Samantha Winter: My advice is to practice with the technology before holding your class. Since some Zoom features require at least a couple other attendees, I have found that check-in calls with friends and family have provided surprisingly good opportunities to try them out. Also, I advise taking advantage of opportunities to attend a group meeting led by a truly gifted online learning host. You can learn a lot by paying attention to how they manage the online experience in Zoom. Columbia’s Center for Teaching and Learning, along with the IT & Online Campus teams here at our School—all are fantastic resources.

When you eventually go back to teaching in a physical classroom, do you anticipate you might change something about how you teach as a result of your online experience?

Maria Astudillo: I expect I will bring more trauma-informed skills and tools into the classroom because we will need much healing once we go back to FTF classes.

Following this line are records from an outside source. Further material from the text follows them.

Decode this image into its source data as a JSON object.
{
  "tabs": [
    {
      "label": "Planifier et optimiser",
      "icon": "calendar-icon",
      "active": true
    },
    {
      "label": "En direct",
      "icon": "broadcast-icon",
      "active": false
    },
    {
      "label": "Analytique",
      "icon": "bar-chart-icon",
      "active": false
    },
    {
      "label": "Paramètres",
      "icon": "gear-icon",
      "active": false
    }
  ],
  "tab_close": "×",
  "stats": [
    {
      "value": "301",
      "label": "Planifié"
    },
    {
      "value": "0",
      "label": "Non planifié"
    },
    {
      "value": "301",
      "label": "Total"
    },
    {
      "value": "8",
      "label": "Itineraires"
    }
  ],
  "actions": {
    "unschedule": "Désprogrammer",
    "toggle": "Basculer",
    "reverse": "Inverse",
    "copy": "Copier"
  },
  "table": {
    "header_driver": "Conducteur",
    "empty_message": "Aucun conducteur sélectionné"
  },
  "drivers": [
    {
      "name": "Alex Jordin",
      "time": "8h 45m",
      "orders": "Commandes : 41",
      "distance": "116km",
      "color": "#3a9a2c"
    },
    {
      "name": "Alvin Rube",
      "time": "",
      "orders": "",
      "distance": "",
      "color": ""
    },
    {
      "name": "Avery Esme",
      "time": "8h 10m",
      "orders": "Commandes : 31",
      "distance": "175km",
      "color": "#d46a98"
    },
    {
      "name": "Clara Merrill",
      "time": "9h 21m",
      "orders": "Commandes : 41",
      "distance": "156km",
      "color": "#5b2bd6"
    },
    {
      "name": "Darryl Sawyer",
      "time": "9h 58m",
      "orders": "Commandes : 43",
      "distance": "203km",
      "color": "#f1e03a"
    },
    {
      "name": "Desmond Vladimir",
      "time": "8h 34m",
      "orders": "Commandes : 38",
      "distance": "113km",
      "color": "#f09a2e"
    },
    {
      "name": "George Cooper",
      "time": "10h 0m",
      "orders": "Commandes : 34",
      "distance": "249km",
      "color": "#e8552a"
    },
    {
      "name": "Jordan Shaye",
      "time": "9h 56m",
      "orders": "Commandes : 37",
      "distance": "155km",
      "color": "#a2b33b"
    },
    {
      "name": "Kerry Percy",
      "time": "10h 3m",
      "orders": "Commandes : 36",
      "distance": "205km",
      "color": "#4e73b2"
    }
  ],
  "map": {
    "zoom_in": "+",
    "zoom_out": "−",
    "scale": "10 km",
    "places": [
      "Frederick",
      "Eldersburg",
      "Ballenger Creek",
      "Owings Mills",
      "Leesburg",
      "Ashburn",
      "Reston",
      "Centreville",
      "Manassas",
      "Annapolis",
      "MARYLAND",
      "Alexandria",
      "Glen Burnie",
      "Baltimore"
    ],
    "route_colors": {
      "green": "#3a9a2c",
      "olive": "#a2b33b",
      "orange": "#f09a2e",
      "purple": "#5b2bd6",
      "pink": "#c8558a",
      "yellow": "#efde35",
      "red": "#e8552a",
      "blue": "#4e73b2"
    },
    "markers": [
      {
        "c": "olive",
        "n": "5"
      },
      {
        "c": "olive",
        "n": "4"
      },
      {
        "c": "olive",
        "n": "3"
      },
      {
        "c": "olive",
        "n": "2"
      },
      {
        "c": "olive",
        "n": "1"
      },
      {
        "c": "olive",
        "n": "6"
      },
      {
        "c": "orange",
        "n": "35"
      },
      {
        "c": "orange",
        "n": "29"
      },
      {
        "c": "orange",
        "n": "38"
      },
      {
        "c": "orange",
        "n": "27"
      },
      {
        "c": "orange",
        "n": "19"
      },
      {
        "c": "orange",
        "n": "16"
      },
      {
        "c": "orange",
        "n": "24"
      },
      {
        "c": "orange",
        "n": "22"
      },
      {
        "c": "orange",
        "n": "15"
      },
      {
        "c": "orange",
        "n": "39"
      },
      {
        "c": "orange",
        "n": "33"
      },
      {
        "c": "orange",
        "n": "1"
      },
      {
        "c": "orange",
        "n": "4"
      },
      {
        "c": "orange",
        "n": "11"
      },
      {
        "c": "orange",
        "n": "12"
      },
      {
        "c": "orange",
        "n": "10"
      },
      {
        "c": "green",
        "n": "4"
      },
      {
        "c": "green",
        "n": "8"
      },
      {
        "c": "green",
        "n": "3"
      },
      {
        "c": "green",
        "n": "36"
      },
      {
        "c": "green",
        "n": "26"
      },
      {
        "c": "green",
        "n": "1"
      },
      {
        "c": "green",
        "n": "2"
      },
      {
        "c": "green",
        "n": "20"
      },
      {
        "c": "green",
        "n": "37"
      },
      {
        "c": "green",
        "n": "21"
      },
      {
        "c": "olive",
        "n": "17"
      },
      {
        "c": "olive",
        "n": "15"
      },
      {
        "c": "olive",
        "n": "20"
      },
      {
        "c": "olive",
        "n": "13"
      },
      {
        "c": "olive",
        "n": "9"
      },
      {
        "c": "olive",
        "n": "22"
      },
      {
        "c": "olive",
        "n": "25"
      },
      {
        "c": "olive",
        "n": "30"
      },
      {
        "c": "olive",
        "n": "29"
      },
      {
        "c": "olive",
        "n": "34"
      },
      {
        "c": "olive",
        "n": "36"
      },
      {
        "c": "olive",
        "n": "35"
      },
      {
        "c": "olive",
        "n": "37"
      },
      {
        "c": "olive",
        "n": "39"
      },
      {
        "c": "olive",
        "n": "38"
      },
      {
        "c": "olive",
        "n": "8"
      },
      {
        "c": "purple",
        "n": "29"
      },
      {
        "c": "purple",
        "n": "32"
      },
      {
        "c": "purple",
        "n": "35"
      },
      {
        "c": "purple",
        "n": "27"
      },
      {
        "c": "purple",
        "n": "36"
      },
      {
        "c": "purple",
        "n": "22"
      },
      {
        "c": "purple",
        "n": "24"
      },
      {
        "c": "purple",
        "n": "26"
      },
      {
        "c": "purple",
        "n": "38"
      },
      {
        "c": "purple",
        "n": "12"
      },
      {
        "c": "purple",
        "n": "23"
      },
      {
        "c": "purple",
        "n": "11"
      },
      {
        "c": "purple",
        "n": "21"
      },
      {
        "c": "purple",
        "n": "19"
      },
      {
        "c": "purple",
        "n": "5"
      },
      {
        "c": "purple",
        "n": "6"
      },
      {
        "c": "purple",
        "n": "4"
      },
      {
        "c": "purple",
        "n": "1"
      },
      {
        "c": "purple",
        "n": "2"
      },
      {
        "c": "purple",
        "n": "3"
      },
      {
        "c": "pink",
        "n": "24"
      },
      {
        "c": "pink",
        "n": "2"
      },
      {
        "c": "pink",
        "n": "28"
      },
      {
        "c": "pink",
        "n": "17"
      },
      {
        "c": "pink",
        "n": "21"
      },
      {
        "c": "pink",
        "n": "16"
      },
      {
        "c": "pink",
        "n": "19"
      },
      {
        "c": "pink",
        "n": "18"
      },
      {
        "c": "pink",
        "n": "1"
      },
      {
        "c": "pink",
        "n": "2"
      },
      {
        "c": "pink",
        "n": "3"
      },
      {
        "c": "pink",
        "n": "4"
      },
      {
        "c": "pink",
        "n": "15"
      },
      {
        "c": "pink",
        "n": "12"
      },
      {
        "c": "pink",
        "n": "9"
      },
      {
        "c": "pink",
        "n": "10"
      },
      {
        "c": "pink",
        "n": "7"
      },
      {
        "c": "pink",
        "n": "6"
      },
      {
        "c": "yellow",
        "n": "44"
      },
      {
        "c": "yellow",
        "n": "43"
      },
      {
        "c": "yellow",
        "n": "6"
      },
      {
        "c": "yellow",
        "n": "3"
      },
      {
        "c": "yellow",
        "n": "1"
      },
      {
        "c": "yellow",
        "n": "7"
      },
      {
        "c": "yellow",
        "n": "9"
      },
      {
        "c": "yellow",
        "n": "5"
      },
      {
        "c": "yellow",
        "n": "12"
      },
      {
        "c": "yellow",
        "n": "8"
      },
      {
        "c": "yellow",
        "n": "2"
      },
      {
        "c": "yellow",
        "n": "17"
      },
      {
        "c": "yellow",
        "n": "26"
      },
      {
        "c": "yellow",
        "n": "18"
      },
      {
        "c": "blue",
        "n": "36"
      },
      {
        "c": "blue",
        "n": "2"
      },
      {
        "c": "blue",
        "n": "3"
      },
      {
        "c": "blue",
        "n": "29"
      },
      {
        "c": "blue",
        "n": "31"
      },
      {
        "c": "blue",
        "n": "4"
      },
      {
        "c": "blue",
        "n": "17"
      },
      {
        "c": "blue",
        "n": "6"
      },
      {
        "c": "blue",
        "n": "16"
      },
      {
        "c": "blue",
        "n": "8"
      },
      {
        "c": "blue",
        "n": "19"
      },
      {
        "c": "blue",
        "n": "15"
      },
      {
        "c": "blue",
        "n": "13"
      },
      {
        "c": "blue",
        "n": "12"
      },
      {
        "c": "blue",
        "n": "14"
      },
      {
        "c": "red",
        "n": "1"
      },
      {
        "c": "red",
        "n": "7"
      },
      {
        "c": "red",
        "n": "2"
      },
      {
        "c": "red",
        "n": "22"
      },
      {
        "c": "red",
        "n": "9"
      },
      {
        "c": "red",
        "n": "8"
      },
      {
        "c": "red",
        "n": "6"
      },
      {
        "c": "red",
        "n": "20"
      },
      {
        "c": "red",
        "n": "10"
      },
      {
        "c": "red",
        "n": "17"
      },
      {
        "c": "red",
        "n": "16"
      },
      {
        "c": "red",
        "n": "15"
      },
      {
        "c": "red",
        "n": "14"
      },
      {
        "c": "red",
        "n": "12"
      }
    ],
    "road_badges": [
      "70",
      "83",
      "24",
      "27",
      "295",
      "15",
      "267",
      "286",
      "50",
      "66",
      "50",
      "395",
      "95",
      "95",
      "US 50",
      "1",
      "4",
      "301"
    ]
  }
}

Martin Englisher: Tough question. I still think teaching is more engaging in the physical classroom. That said, I might consider offering Zoom as an option rather than allowing absences unless truly for reasons of illness. I would also consider using guest speakers now more often as Zoom has shown me that Zooming in can work quite well.

Amy Kapadia-Little: The most important change I will make is to engage students more often with intention. I am very much looking forward to returning to the face-to-face classroom experience and also to continuing to teaching online.

Samantha Winter: Truthfully, I will be grateful to be back in a face-to-face classroom with students. But online learning offers some amazing functions, and I imagine I may continue to use some of the tools for managing the online classroom experience, perhaps as a way to to offer expanded office hours, virtual peer reviews, or extended group work with students.